Background and aims: Histamine H1 receptor (H1R) antagonists, or antihistamines, mainly act on the peripheral tissues but can induce sedation. This undesirable central side effect is caused by blockade of nerve transmission in the histaminergic neuron system. Variation in sedative properties of antihistamines is due to difference in their blood-brain barrier (BBB) permeability, partly defined by activity of P-glycoprotein (P-gp), an efflux pump located in the membrane of endothelial cells in brain capillaries. The aim of the present study is to evaluate the effects of single nucleotide polymorphisms (SNP) of the P-gp encoding "multi-drug resistance gene (MDR)-1" on BBB permeability of a non-sedative antihistamine, fexofenadine, that is a substrate of P-gp, using positron emission tomography (PET) with [11C]doxepin. Methods: Healthy young male volunteers (n=39, ranging 19-36 y.o.) were recruited and examined for genotyping of the common SNP in exon 26 (C3435T). Twenty-two out of the 39 subjects were studied by PET with [11C]doxepin following oral administration of placebo or fexofenadine 120 mg, in a single blind cross-over design.

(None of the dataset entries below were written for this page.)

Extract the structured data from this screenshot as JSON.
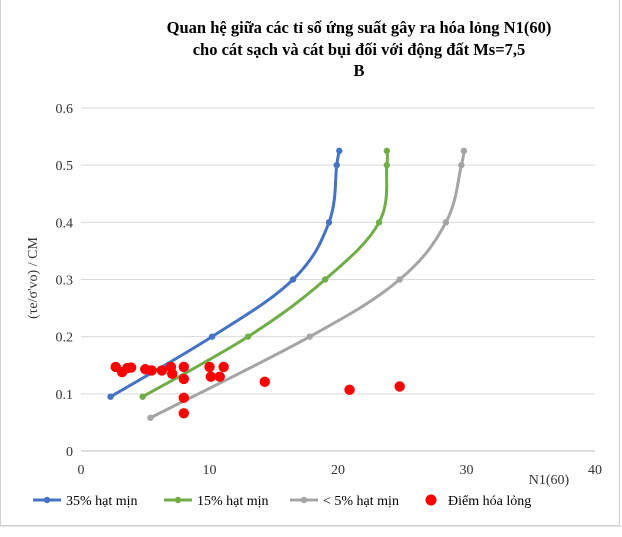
{
  "chart_data": {
    "type": "scatter",
    "title_lines": [
      "Quan hệ giữa các tỉ số ứng suất gây ra hóa lỏng N1(60)",
      "cho cát sạch và cát bụi đối với động đất Ms=7,5",
      "B"
    ],
    "xlabel": "N1(60)",
    "ylabel": "(τe/σ'vo) / CM",
    "xlim": [
      0,
      40
    ],
    "ylim": [
      0,
      0.6
    ],
    "x_ticks": [
      "0",
      "10",
      "20",
      "30",
      "40"
    ],
    "y_ticks": [
      "0",
      "0.1",
      "0.2",
      "0.3",
      "0.4",
      "0.5",
      "0.6"
    ],
    "grid": "horizontal",
    "legend_position": "bottom",
    "series": [
      {
        "name": "35% hạt mịn",
        "kind": "line",
        "color": "#4472C4",
        "points": [
          [
            2.3,
            0.095
          ],
          [
            10.2,
            0.2
          ],
          [
            16.5,
            0.3
          ],
          [
            19.3,
            0.4
          ],
          [
            19.9,
            0.5
          ],
          [
            20.1,
            0.525
          ]
        ]
      },
      {
        "name": "15% hạt mịn",
        "kind": "line",
        "color": "#70AD47",
        "points": [
          [
            4.8,
            0.095
          ],
          [
            13.0,
            0.2
          ],
          [
            19.0,
            0.3
          ],
          [
            23.2,
            0.4
          ],
          [
            23.8,
            0.5
          ],
          [
            23.8,
            0.525
          ]
        ]
      },
      {
        "name": "< 5% hạt mịn",
        "kind": "line",
        "color": "#A5A5A5",
        "points": [
          [
            5.4,
            0.058
          ],
          [
            17.8,
            0.2
          ],
          [
            24.8,
            0.3
          ],
          [
            28.4,
            0.4
          ],
          [
            29.6,
            0.5
          ],
          [
            29.8,
            0.525
          ]
        ]
      },
      {
        "name": "Điểm hóa lỏng",
        "kind": "marker",
        "color": "#FF0000",
        "points": [
          [
            2.7,
            0.147
          ],
          [
            3.2,
            0.138
          ],
          [
            3.6,
            0.145
          ],
          [
            3.9,
            0.146
          ],
          [
            5.0,
            0.143
          ],
          [
            5.5,
            0.141
          ],
          [
            6.3,
            0.141
          ],
          [
            7.0,
            0.147
          ],
          [
            7.1,
            0.135
          ],
          [
            8.0,
            0.147
          ],
          [
            8.0,
            0.126
          ],
          [
            8.0,
            0.093
          ],
          [
            8.0,
            0.066
          ],
          [
            10.0,
            0.147
          ],
          [
            10.1,
            0.13
          ],
          [
            10.8,
            0.13
          ],
          [
            11.1,
            0.147
          ],
          [
            14.3,
            0.121
          ],
          [
            20.9,
            0.107
          ],
          [
            24.8,
            0.113
          ]
        ]
      }
    ]
  }
}
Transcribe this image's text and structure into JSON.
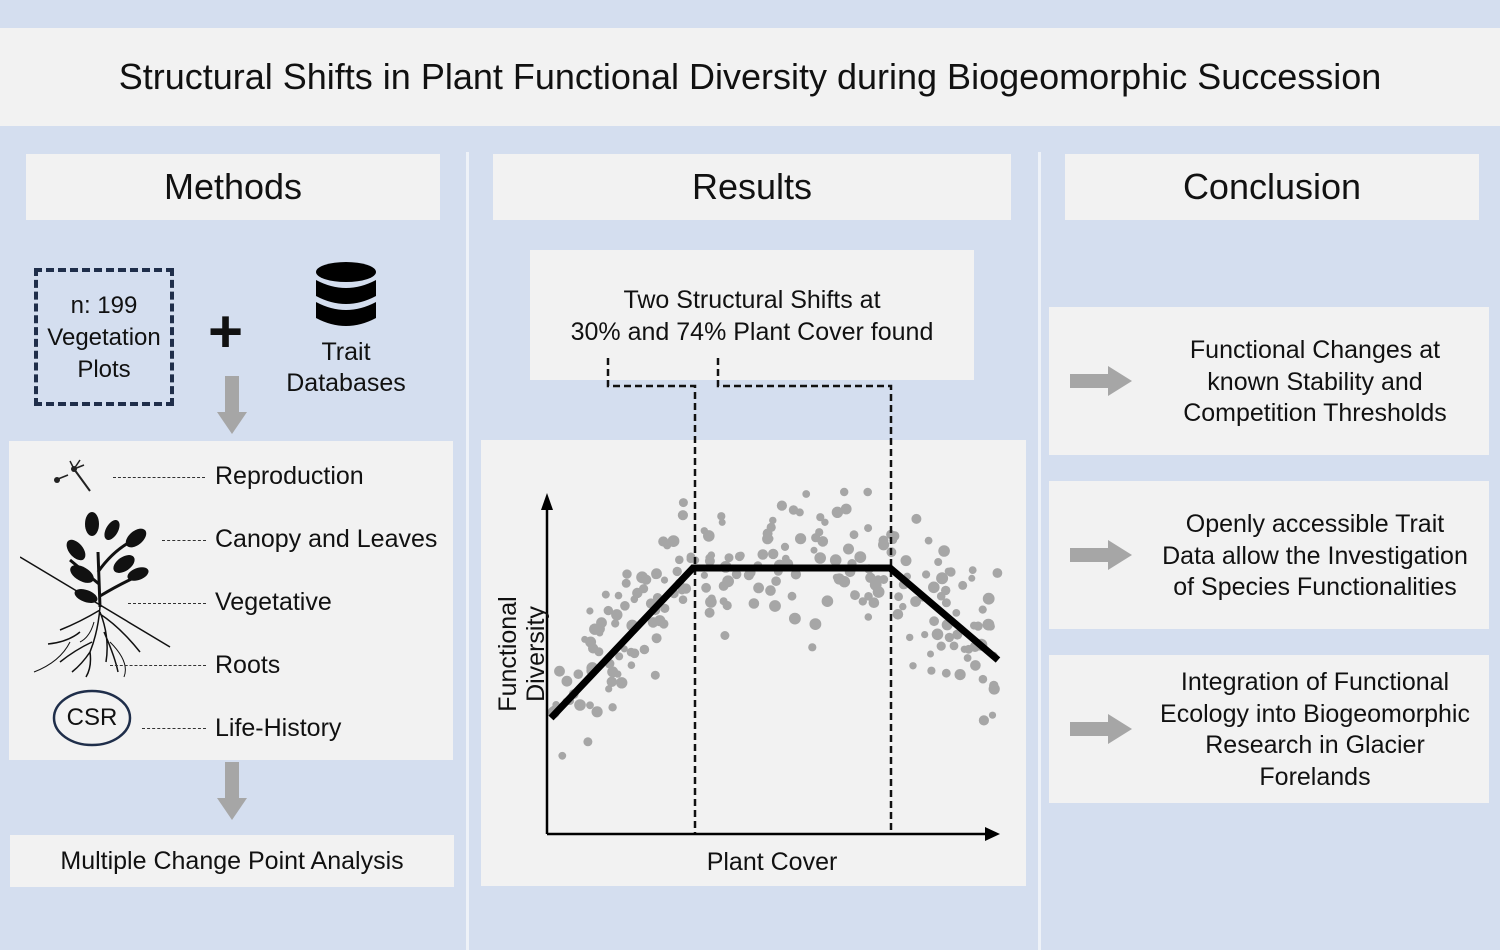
{
  "title": "Structural Shifts in Plant Functional Diversity during Biogeomorphic Succession",
  "columns": {
    "methods": "Methods",
    "results": "Results",
    "conclusion": "Conclusion"
  },
  "methods": {
    "plots_line1": "n: 199",
    "plots_line2": "Vegetation",
    "plots_line3": "Plots",
    "plus": "+",
    "db_line1": "Trait",
    "db_line2": "Databases",
    "traits": {
      "reproduction": "Reproduction",
      "canopy": "Canopy and Leaves",
      "vegetative": "Vegetative",
      "roots": "Roots",
      "life_history": "Life-History",
      "csr": "CSR"
    },
    "analysis": "Multiple Change Point Analysis"
  },
  "results": {
    "callout_line1": "Two Structural Shifts at",
    "callout_line2": "30% and 74% Plant Cover found",
    "y_label_line1": "Functional",
    "y_label_line2": "Diversity",
    "x_label": "Plant Cover"
  },
  "conclusions": [
    {
      "line1": "Functional Changes at",
      "line2": "known Stability and",
      "line3": "Competition Thresholds",
      "line4": ""
    },
    {
      "line1": "Openly accessible Trait",
      "line2": "Data allow the Investigation",
      "line3": "of Species Functionalities",
      "line4": ""
    },
    {
      "line1": "Integration of Functional",
      "line2": "Ecology into Biogeomorphic",
      "line3": "Research in Glacier",
      "line4": "Forelands"
    }
  ],
  "colors": {
    "background": "#d4deef",
    "panel": "#f2f2f2",
    "arrow": "#a6a6a6",
    "points": "#a6a6a6",
    "dash_box": "#1f2e4a"
  }
}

PET scan started 90 min following administration of each drug and the dynamic data, obtained taking 90 min, were analyzed based on Logan reference method to yield binding potential in various cortical structures. Based on the biding potential data of each subject in two drug conditions, histamine H1 receptor occupancy (H1RO) due to fexofenadine was calculated for each subject and the individual H1RO values were compared between wild-type (CC: n=6), heterozygous (CT: n=13) and homozygous (TT: n=3) subgroups. Results: Overall mean H1RO due to fexofenadine in the 22 subjects was calculated as -5%. The mean H1ROs of the 3 subgroups, CC, CT and TT, were -13.4, -3.7 and -1.4%, respectively, although the difference was not significant. Conclusions: The reason that H1RO of fexofenadine was calculated as lower than zero is not known. The PET results might suggest the presence of slight decrease in efflux function of P-glycoprotein in BBB among holders of C3435T mutation in comparison to wild-type in human. Further investigation is needed to draw a definitive conclusion with larger sample size, including studies on other mutations and other influx and efflux transporters. Functional and molecular imaging will be a strong tool for establishment of "individualized medicine".